On the decadal trend of global mean sea level and its implication on ocean heat content change

Abstract

The variability of the trend of the global mean sea level (GMSL) on decadal scales is of great importance to understanding the long-term evolution of the GMSL. Trend determination is affected by the temporally correlated processes in the record, which have often not been properly accounted for in previous studies. The problem is treated here as one of optimal estimation weighted by the auto-covariance of the time series, which takes into account the various underlying time scales affecting trend estimation. On decadal scales, the estimated standard error of the trend determined from the GMSL record from radar altimetry is about 0.3 mm/yr, which is comparable to the widely quoted 0.4 mm/yr systematic error and cannot be neglected in the error budget. The time scale of the systematic errors is assumed to be much longer than decadal scale, over which the formal error of the trend estimate becomes dominant. The approach is also applied to determining steric sea level from altimeter-measured sea level and ocean mass estimated from the GRACE observations.
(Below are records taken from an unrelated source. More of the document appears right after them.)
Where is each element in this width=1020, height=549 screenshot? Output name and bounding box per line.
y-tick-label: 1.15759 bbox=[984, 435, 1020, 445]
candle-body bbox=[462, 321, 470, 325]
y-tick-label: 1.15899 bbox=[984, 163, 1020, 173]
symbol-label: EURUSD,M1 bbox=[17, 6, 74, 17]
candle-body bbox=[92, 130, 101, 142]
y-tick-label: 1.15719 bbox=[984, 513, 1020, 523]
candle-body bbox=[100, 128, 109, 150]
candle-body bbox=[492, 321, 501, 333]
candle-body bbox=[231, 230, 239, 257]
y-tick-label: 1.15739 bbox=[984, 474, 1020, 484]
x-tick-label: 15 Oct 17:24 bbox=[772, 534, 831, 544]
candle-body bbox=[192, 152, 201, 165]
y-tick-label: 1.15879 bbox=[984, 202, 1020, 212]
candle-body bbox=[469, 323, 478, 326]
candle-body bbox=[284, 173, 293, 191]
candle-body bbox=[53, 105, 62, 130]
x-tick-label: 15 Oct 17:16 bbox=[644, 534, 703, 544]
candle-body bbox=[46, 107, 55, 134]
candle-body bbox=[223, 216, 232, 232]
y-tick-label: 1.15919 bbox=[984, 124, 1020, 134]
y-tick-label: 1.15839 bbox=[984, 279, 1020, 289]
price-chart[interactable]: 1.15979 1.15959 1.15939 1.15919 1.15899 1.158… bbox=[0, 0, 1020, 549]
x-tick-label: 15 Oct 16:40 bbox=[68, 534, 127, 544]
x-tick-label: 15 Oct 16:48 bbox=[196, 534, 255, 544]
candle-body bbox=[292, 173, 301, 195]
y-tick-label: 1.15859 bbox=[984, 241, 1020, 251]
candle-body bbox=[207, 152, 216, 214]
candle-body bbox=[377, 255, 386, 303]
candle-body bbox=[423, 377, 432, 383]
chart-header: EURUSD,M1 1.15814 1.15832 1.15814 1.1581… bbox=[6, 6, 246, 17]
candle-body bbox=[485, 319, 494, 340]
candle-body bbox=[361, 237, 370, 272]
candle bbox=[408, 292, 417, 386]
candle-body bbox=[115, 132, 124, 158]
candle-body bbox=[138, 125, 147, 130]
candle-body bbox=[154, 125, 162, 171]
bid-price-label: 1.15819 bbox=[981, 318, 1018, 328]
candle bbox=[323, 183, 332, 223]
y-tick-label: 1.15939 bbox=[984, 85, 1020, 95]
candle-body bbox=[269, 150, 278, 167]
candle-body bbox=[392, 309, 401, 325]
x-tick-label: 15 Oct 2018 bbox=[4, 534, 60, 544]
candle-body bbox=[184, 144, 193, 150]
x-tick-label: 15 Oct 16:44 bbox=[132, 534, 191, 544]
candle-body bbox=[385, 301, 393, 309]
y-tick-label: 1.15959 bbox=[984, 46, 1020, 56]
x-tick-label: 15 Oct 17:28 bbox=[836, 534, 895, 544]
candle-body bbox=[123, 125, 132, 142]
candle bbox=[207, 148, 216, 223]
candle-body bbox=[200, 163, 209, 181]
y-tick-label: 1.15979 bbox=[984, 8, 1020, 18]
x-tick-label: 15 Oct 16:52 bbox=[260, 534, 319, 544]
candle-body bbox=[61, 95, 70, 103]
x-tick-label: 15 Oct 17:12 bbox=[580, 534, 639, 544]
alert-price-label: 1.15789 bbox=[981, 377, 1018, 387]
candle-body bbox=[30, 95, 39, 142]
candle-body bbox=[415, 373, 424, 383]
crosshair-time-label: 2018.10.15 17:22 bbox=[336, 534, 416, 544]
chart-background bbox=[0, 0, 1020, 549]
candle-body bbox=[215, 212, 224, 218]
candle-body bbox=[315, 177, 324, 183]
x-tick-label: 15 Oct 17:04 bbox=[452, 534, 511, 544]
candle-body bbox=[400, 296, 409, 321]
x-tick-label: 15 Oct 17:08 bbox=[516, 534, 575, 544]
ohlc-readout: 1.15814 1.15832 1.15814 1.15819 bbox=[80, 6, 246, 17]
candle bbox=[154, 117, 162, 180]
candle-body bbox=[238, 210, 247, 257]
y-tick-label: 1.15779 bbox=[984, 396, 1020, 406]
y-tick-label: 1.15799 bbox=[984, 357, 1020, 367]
The estimated trend error of steric sea level, 0.12 mm/yr, suggests that the change of the global ocean heat content over decadal scales can be estimated from space observations to an accuracy on the order of 0.1 W/m2. The difference between the steric sea level, estimated from Argo plus the estimated contribution from the deep ocean, and that from altimeter and GRACE, 0.18 ± 0.25 mm/yr, provides an estimate of the combined systematic errors of altimetry minus GRACE observations over the 10 year time span of overlapping Argo and GRACE data.